A maggio avevo raccontato dell’infinito cantiere che blocca a Milano l’incrocio Suzzani-Santa Monica, dove un anno o l’altro passerà la metrotranvia. Nella mia ingenuità pensavo che bastasse rimettere a posto i sottoservizi e posare i binari in perpendicolare a Suzzani: il tempo previsto era di sei mesi, da metà novembre 2024 a metà maggio 2025, ma all’appropinquarsi della fatidica data qualcuno ha appiccicato ai cartelloni la nuova data prevista di chiusura del cantiere: il 6 luglio.

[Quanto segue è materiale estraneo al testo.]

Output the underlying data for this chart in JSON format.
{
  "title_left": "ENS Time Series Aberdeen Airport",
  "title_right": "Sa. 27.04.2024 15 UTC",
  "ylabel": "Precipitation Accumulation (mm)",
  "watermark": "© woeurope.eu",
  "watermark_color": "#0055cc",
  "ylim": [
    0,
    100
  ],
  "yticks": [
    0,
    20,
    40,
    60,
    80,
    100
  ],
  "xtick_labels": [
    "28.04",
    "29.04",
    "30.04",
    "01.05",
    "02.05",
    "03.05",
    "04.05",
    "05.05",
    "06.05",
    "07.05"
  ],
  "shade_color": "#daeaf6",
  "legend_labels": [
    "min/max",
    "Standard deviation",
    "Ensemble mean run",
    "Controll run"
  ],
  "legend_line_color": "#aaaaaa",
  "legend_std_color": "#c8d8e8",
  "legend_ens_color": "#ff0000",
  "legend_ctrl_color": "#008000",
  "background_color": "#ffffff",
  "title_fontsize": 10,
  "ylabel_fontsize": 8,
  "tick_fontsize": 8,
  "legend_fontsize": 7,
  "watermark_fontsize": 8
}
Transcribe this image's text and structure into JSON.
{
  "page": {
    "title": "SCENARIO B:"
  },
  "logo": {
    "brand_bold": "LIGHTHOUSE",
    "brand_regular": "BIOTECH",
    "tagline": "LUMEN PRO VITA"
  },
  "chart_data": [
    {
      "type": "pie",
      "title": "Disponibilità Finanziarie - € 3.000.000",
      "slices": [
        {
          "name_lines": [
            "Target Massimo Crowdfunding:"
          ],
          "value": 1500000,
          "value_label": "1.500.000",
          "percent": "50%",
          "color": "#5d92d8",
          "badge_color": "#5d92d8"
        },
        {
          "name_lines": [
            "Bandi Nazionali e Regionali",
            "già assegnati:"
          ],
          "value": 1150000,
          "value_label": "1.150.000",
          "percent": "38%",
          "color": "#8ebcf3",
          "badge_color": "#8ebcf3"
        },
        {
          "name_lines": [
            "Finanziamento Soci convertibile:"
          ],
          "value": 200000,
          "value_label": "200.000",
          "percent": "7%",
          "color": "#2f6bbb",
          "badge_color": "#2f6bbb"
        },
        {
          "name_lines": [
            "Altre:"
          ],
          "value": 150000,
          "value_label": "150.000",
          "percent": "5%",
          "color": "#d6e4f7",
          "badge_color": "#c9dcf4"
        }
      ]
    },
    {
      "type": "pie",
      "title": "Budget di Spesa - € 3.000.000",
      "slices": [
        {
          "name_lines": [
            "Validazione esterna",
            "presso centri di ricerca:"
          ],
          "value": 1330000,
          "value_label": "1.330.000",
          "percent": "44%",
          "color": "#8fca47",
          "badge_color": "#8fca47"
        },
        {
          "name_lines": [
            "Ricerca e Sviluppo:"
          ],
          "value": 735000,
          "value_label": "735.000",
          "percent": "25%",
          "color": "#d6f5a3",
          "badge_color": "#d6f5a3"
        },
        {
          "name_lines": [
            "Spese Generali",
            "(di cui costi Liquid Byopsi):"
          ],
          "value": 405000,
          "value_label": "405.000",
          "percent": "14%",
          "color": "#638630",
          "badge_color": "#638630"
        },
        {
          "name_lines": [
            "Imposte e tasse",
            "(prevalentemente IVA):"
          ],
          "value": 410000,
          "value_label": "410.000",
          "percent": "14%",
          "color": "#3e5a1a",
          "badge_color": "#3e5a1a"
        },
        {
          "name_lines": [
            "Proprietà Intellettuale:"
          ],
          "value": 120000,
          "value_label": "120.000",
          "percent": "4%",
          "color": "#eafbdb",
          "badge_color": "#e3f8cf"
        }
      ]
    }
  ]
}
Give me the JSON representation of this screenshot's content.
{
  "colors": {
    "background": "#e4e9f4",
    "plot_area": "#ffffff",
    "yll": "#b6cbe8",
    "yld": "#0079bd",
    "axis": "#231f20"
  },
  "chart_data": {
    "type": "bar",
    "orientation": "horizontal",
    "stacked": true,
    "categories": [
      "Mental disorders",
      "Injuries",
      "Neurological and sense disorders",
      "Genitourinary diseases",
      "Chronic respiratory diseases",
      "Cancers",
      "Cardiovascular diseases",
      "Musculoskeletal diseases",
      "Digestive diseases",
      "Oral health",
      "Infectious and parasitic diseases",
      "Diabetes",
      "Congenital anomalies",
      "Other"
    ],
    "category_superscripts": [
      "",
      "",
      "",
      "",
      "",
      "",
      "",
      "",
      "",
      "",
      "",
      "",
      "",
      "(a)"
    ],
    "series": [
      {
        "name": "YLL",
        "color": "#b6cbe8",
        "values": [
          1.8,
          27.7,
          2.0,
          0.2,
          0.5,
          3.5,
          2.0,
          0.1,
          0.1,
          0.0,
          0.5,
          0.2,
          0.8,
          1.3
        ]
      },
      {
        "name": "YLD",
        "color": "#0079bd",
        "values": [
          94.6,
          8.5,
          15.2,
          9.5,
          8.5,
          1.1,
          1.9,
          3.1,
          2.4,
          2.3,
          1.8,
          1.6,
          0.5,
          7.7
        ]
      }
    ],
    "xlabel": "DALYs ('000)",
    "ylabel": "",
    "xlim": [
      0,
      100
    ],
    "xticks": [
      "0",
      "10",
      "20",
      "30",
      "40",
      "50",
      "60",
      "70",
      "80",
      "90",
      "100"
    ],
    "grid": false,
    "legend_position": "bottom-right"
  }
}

Ieri era il 14 luglio. Sono passato di là in bicicletta nel pomeriggio. Tutto ancora chiuso. Ma non mi sto lamentando di questo, bensì del fatto che nessuno si è degnato di correggere la data di riapertura di viale Suzzani, che nei vari cartelli è ancora il 6 luglio (oppure il 18 maggio, dove l’aggiornamento attaccato con lo sputo si è staccato). Certo, in questo momento i binari sono stati posati (solo sull’incrocio, ovvio…) e quindi magari per metà settembre si degneranno di riaprire il tutto. Attenzione al cittadino: zero.

Comprensibilità nulla

cosa mi scrive il comune di Milano
Il Comune di Milano mi ha appena scritto il testo qui in figura, con titolo “Identità Digitale Comune di Milano”. L’ho letto, e sulle prime non ho capito un tubo: poi mi sono messo d’impegno e ho finalmente compreso.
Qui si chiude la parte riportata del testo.